Controversy will always be the dominant focus of an obituary when a scandal has touched the deceased life. And so it is with Liliane Bettencourt, the second-generation owner of the cosmetic giant, L’Oréal. But the grande dame of the cosmetics world was first and foremost a brilliant family business strategist and innovator. Here are five reasons why Bettencourt should be remembered first for her great flair as a businesswoman, and not the scandal involving her and her daughter:
Total conviction to the business
Back in 2010, Bettencourt told the French newspaper Le Monde: "My life is L'Oréal. I have always been involved in the development of the company, and I will protect it to the end." When you talk to family business visionaries like Bettencourt, the conviction to their business is always foremost - it's almost infectious. You rarely get that level of conviction with non-family business leaders.
Here’s another example of that commitment, as told by the French media. Back in the 1990s, Isabella Rossellini, the famous actress and model, fronted the advertising campaign for Lancôme, a L’Oréal brand. Feeling that maybe new blood was needed to front the Lancôme brand - Rossellini was in her early 40s - rather than dumping her outright and to assuage her feelings some at L’Oréal felt the actress could be offered the role of “ambassador” for the business. Bettencourt was told about the idea and was meant to have said: "But, ambassador of L'Oréal, it's me!"
Family control was paramount...
Part of that conviction was her commitment to ensuring L’Oréal remained controlled by the Bettencourt family. Even when the Swiss multinational Nestle was brought in as a shareholder in 1974 to help the business, an agreement was made with the Swiss multinational that it could not take over more than its 30% of share in the business as long as Bettencourt was alive. So the family would always be the biggest shareholder, controlling a third of the voting shares as long as she was alive.

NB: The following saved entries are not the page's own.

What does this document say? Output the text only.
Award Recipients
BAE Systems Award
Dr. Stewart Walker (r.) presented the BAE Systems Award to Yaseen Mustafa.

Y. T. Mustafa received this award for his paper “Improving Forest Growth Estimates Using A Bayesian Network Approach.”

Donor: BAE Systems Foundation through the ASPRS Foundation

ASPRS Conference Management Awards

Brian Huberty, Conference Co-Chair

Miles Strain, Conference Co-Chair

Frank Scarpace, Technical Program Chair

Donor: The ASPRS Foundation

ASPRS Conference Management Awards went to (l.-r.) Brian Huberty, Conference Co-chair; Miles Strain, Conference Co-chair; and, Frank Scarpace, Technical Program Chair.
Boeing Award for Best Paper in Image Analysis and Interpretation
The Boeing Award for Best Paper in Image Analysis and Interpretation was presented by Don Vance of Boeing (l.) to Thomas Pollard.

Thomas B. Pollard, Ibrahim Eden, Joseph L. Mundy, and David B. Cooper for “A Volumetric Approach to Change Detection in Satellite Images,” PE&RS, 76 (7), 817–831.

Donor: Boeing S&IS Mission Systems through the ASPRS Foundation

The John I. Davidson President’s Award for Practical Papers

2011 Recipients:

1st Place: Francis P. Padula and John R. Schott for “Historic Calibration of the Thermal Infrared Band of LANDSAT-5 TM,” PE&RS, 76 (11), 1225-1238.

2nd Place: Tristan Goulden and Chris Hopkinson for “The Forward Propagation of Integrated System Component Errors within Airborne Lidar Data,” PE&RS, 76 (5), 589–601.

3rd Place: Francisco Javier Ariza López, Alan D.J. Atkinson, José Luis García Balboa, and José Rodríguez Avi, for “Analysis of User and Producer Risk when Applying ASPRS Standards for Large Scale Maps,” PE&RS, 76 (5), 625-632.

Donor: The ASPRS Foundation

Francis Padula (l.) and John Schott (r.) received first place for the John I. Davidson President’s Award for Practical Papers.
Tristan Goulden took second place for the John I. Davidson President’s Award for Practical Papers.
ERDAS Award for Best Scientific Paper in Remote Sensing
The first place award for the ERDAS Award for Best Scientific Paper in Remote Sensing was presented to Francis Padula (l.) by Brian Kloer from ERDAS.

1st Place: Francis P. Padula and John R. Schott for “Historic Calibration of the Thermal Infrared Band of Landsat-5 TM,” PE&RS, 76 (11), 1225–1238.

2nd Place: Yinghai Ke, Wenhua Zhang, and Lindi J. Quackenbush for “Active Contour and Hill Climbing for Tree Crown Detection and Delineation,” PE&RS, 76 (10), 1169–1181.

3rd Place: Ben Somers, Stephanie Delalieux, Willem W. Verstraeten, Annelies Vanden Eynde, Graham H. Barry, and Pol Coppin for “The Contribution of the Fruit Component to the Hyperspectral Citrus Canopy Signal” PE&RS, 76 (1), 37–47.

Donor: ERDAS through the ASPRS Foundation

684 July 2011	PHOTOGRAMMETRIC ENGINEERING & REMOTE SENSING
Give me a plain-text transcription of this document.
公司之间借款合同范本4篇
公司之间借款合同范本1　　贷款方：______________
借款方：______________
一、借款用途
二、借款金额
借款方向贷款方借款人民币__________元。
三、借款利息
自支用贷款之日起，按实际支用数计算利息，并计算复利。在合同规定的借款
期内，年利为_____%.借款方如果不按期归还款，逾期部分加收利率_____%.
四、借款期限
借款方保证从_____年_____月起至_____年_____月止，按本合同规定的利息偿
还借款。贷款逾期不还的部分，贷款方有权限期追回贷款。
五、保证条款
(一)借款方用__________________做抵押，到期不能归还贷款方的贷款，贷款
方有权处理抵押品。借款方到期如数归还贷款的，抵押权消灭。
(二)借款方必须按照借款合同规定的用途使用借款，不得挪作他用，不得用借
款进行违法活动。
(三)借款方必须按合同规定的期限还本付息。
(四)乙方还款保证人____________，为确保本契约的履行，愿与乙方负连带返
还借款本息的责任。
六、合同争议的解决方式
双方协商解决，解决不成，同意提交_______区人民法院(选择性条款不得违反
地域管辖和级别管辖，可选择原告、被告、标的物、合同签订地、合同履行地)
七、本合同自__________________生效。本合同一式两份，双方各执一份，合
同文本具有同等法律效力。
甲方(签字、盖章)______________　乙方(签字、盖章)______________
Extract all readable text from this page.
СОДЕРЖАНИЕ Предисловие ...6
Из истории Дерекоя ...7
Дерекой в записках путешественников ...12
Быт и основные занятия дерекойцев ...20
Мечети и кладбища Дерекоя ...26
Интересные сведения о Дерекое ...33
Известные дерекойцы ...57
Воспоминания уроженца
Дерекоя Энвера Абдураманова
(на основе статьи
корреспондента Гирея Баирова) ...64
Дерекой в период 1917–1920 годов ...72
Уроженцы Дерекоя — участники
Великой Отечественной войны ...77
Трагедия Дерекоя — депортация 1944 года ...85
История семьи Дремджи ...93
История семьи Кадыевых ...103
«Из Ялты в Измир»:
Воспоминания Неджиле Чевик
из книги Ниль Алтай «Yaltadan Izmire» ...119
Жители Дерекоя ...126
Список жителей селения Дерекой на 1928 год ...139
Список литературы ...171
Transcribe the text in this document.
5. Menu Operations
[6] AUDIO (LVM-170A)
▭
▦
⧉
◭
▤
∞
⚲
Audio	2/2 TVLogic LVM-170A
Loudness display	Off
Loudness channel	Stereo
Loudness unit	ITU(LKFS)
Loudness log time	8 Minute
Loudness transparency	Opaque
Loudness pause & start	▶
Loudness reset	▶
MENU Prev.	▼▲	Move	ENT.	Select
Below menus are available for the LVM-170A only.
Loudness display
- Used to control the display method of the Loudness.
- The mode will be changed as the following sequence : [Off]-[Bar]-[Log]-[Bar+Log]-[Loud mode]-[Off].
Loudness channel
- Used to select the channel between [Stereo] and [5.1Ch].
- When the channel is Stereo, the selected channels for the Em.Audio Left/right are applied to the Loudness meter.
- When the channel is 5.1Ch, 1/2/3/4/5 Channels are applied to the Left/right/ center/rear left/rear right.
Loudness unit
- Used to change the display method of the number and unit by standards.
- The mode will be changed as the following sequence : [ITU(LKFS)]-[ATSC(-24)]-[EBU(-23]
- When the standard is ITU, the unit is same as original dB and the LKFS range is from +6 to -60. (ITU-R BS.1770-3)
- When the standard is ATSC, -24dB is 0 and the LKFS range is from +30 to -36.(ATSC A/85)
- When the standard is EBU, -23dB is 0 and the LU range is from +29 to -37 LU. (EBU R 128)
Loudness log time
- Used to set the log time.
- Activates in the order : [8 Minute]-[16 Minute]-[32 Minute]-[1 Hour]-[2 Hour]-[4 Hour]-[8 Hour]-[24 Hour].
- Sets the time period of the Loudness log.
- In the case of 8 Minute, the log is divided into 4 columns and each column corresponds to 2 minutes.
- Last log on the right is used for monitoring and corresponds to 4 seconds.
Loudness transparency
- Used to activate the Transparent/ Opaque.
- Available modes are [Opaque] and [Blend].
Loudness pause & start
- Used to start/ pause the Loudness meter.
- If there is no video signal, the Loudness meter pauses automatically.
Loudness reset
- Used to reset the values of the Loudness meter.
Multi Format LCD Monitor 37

Also, Bettencourt might have had her disagreements with her daughter Françoise Bettencourt-Meyers, but the family always voted in unison on the board - Liliane, Françoise, and her husband, Jean-Pierre Meyers, all sat on L’Oréal’s board - when it came to the big decisions. The appointment of Jean-Victor Meyers, the son of Françoise and Bettencourt’s grandson, was also a way of bringing unity to the family - and ensuring the next gen would play a prominent role in the business. All the family players in the business agreed with this move - even Bettencourt.
...this created stability
One of the big outcomes of ensuring the primacy of the family was creating stability so the business could grow. This point has been made by Béatrice Collin, an academic, who wrote a book entitled L'Oréal, La beauté de la stratégie (L'Oréal, The Beauty of Strategy) a few years ago. Collin’s said: “Since its inception, the family character of L'Oréal has always been a vital force for the company, despite the twists in recent years. Family ownership has brought stability, long-term vision, and a mindset that combines prudence and entrepreneurial spirit.”
Appointment of great non-family CEOs
Bettencourt realised the need to appoint great non-family leaders to propel the business forward. Under her direction, she worked with three of the best CEOs around - François Dalle, Lindsay Owen-Jones, and Jean-Paul Agon, the current chairman and CEO. Dalle was appointed after the death of Eugène Schueller, Bettencourt's father and the founder of L’Oréal. Dalle transformed the small company that L’Oréal was in the 1950s into one of the most successful cosmetic groups in the world. Owen-Jones and Agon built on those strong foundations and took the business even further.
As Collin said in her book: “Few companies have experienced, such as L'Oréal, such stability of their leadership and management teams” she says. “In over a century, only five leaders have succeeded at the head of the group and this continuity is also at the level of shareholding. The heirs of the founder have also maintained the power of decision-making at board level. This stability of leadership and governance is certainly a key factor in L’Oréal’s success.”
The business under Bettencourt's ownership grew from a small cosmetics group with most of its products sold domestically into the biggest cosmetics group in the world in terms of revenues. Revenues were close to €26 billion last year, with operating profit of €4.5 billion. Market capitalisation of L’Oréal is now around €100 billion, making it one of the biggest companies in France. And the shares Bettencourt sold to Nestle back in 1974 have multiplied by more than 100 times - a much better performance than its own shares. That’s some legacy to leave the business, Bettencourt inherited 60 years ago.